MARY
I was always Mary in the Christmas play. Would make the dollbaby appear like magic and treat it like it was the real thing. I would lay the baby in the manger—it was the Child of God I was letting go with my hands. I heard the donkeys bray, the cows swish, smell the ripe, sharp horse shit. The starlight falling in on his sleeping little face.
He won’t nothing but a country boy. Just like us.
My cousin Matt was always Joseph and I remember thinking it would be better if he’d been someone who could read good—someone I could love in real life. It would have made Mary feel more real. I wanted to be rocking the son of God to sleep.

BLOOD SONGS
We sing the blood songs in church all the time but we sing them a lot once it gets to be around Easter.
I’ve never seen a lot of blood, except when Johnny Sykes killed that bear and we went out to watch it get skinned, and then I guess there’s my period too. But that’s mostly clots, nothing flowing, not enough to fill a washbin.
And then I guess there was also some blood when Cleo started having kittens in between Mama’s legs that night on the bed. But Cleo licked all that up. You couldn’t really see anything red.
And then there was the time Miss Pat Baker took the church kids out to the mountains to her little sister’s farm. She had a dairy farm. We’d never seen nothing like that. We don’t have milk cows where we’re from. They took us to taste the milk, we got to pet a lil calf and then right there in the damn sun there was a mama trying to push a baby out. She was really heaving, she was really having a hard time. It was just one of them things, they just wanted us to walk past it but I wanted to stay because I was worried. It looked like that baby was half outside of her, couldn’t see but two legs, maybe one, maybe a tail. I don’t know if the tail was swishing but it would make a better story if it was.

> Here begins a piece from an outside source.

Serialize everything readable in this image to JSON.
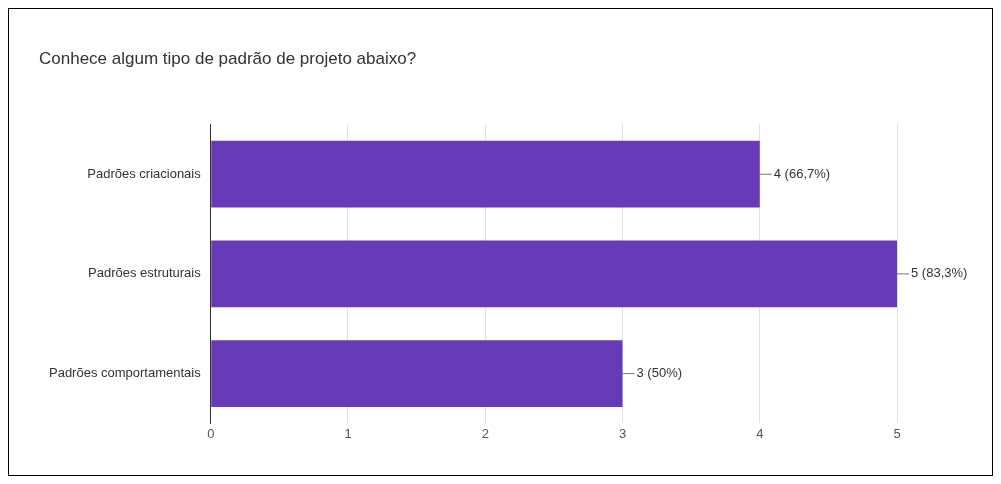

Anyways I wanted to stay and watch it but everybody kept walking on and I wanted to ask one of the grown people if she was gonna be alright, if we need to help her pull the baby out. I was worried she was gonna crush it the way she was sitting on it, like it was half out of her, it didn’t look comfortable at all but everybody kept walking and I realized I was straggling behind. But that really hurt my feelings. And the rest of the damn day that’s all I could think about. I mean I can’t even tell you what we did on the way home. I think maybe there was a pumpkin patch, maybe we picked pumpkins, maybe we rode some trailer topped with hay. But I can tell you this: that mama cow, she was on concrete, she won’t even on grass. She was on concrete and there was blood on the concrete and it was hot.

HARD BISCUITS
If I could make you biscuits I would. Granddaddy’s been dead for 5 years now, still doesn’t have a headstone. And there’s only one tobacco farmer left in the county. The robbers strewed pictures of Big Mama’s family all over the bedroom floor to get her jewelry. They tried to take the air conditioners. Termites are eating the big columns at church. The choir’s forgetting the hymns. Main Street just got a Dollar General and the grocery store closed. Now we drive to Rich Square for hog jowls for seasoning. We cross the river to go to the butcher. We don’t cut up hogs anymore. There’s only one family down in the curb that still has them. On Sunday there’s less people at the table. At the last cover dish dinner, Ms. Ferrel made her pound cake with salt. She can’t think since her husband’s died. Her children moved to places with traffic. We still are afraid of traffic. We shell peas real fast. We wonder when the rain will come. We know God won’t give us something we can’t handle. His shoulders can carry the burden we can’t. I’ve seen deers get skinned. Pulling apart fast, hanging up in a floodlight. The heat comes out like smoke. Mama won’t eat deer burgers. And I’ve never seen my Aunt snap a chicken’s neck in the backyard, just the flick of her wrist, held above her head. We’ve been frying oysters every Christmas morning on the porch ever since anyone can remember. We don’t care to know the number but it’s been since before 1910. When my Uncle was dying in his living room, we took turns sitting up with him at night. He told me that he needed me to drive the tractor. Said I was one of the only ones that could get back to all the places on the land nobody else knew about. I want to share my home with you. I want you to eat the biscuits I learned to make. In the same wooden bowl my Big Mama used, the one with the big crack that when you picked it off the table no flour ever fell through. On the same farm my family sweat and bled in. The old mules are buried behind the barn. I picked blackberries down deer paths and toted watermelons to the back door. They’re all mixed in the dirt I came out of. You ask me to make you biscuits. Like it’s something I know how to do. The last time I made them they turned out hard as rocks. I picked up every one of them and threw them at the wall.